If the employer discovers a FICA tax error in a later calendar year, the employer can still use the interest-free, penalty-free correction procedure to correct the failure to withhold and pay regular FICA tax; but the employee must file an amended tax return to pay the additional Medicare tax.

For example, assume that an executive has $1 million of deferred compensation that vests in 2014.  The employer discovers in the fall of 2015 that the deferred compensation was not included in the executive’s FICA wages in the preceding year.  The employer can use the interest-free, penalty-free correction procedure to pay its own share and the executive’s share of the regular FICA tax on the deferred compensation.

The executive owes $9,000 of additional Medicare tax on the deferred compensation, however, and the employer cannot correct the underpayment of additional Medicare tax after the end of 2014.   As part of the correction procedure for the regular FICA tax, the employer must report the $1 million increase in the executive’s 2014 FICA wages on a corrected Form W-2.  The executive must file an amended income tax return to report and pay the additional Medicare tax on the increased wages.
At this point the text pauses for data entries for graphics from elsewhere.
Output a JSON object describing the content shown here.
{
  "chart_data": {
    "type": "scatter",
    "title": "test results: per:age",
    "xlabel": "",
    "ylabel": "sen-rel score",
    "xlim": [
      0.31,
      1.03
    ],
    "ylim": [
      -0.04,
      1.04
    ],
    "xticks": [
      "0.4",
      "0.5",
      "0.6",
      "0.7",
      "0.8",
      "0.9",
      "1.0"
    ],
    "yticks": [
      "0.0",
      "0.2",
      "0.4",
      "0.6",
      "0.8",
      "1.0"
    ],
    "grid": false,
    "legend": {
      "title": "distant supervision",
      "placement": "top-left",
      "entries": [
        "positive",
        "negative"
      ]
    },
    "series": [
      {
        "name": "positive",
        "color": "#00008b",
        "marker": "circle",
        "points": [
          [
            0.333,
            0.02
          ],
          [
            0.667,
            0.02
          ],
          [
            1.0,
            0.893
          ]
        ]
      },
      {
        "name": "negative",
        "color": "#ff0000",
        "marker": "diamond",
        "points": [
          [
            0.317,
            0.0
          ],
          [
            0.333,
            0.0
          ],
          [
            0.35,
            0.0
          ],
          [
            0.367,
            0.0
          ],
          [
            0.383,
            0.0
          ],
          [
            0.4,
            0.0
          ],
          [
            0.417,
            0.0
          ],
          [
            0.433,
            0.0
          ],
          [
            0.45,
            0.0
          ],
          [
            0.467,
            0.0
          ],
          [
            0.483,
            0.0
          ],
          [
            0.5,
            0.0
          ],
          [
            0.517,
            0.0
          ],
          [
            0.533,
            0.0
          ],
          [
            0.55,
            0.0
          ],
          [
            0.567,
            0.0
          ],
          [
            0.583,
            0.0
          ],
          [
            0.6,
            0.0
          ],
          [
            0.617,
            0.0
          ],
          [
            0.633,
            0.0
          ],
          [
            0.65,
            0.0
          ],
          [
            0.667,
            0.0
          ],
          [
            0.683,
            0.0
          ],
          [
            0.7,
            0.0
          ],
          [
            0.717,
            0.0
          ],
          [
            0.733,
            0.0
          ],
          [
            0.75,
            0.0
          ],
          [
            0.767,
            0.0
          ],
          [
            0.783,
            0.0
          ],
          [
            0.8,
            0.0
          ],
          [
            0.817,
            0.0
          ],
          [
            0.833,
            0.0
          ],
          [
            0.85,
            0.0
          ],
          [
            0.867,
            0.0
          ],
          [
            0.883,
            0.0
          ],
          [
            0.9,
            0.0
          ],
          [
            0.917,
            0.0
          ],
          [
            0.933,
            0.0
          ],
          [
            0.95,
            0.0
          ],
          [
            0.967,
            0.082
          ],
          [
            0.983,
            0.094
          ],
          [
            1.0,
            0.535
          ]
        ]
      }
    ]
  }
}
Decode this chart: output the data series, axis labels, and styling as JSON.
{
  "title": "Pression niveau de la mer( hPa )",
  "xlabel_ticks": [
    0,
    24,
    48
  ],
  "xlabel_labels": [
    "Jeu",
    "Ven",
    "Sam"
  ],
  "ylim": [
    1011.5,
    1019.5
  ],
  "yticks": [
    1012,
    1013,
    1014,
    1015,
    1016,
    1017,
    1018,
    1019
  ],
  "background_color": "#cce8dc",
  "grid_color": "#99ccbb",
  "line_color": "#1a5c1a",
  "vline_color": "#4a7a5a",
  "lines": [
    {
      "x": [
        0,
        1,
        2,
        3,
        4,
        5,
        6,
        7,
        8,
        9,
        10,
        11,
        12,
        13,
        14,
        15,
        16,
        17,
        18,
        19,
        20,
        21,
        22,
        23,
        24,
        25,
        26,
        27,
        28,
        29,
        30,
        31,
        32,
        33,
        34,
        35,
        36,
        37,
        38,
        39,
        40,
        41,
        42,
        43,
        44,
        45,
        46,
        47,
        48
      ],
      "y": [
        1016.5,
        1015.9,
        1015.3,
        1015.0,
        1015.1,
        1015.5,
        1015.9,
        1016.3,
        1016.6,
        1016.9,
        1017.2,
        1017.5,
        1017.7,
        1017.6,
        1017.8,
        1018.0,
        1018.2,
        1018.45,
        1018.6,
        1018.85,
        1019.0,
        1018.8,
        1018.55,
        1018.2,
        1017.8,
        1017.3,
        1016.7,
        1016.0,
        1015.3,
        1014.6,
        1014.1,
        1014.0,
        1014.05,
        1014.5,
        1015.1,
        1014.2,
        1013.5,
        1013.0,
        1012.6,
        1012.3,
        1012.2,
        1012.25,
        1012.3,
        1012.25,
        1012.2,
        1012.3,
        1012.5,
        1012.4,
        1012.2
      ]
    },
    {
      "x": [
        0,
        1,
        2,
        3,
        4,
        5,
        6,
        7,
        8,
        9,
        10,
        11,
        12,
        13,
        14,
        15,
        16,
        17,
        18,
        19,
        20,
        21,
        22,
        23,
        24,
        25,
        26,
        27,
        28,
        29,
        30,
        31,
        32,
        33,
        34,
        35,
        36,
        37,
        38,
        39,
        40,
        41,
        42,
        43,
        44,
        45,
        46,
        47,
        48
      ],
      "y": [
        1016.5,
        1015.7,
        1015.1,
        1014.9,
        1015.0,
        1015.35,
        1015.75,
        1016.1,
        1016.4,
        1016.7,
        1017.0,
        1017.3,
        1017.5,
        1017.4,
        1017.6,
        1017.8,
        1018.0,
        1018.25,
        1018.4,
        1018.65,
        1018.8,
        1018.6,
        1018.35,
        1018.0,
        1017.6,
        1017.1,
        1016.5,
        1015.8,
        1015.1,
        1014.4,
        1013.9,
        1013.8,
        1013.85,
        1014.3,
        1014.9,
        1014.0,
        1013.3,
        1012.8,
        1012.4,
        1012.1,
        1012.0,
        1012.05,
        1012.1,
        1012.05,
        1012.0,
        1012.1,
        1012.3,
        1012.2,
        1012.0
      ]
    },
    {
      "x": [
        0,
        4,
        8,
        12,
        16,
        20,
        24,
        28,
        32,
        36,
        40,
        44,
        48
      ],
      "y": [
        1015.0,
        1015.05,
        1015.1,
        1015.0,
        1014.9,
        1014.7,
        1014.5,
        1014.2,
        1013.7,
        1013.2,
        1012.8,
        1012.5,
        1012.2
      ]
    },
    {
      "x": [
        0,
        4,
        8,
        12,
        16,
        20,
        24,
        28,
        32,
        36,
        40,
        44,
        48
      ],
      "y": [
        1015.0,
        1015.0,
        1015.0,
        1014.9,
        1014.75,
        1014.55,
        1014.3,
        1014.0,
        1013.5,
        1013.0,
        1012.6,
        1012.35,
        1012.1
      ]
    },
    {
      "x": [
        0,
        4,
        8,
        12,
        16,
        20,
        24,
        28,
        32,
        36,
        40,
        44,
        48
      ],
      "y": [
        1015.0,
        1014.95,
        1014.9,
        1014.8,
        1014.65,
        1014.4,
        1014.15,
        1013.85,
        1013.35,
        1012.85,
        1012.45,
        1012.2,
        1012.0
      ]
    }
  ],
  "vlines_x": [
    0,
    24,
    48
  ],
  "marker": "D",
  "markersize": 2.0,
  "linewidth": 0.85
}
Most employers are understandably reluctant to commence a voluntary correction procedure that will require their executives to file amended returns.  If the employer does not correct the FICA error, however, both the employer and the executive will owe FICA tax when the deferred compensation is ultimately distributed; and the tax will apply not only to the original $1 million, but also to any investment gain credited between the vesting date and the distribution date.  As a result, even if the IRS does not discover the error and assess interest and penalties, the employer’s decision not to use the voluntary correction procedure is likely to increase the tax liability of both parties.

It is better to avoid this dilemma by discovering errors in computing FICA tax on deferred compensation in the same calendar year in which the error occurs.  For many employers, however, it will be difficult to put this principle into practice.  The difficulty of discovering FICA errors before year-end is compounded by the fact that many payroll departments take FICA wages into account at the end of the calendar year rather than on the deferred compensation’s actual vesting date.

In view of the new complications introduced by the additional Medicare tax, employers might wish to consider whether an ongoing internal review process or other administrative safeguards will help them discover FICA errors in time to correct them more easily.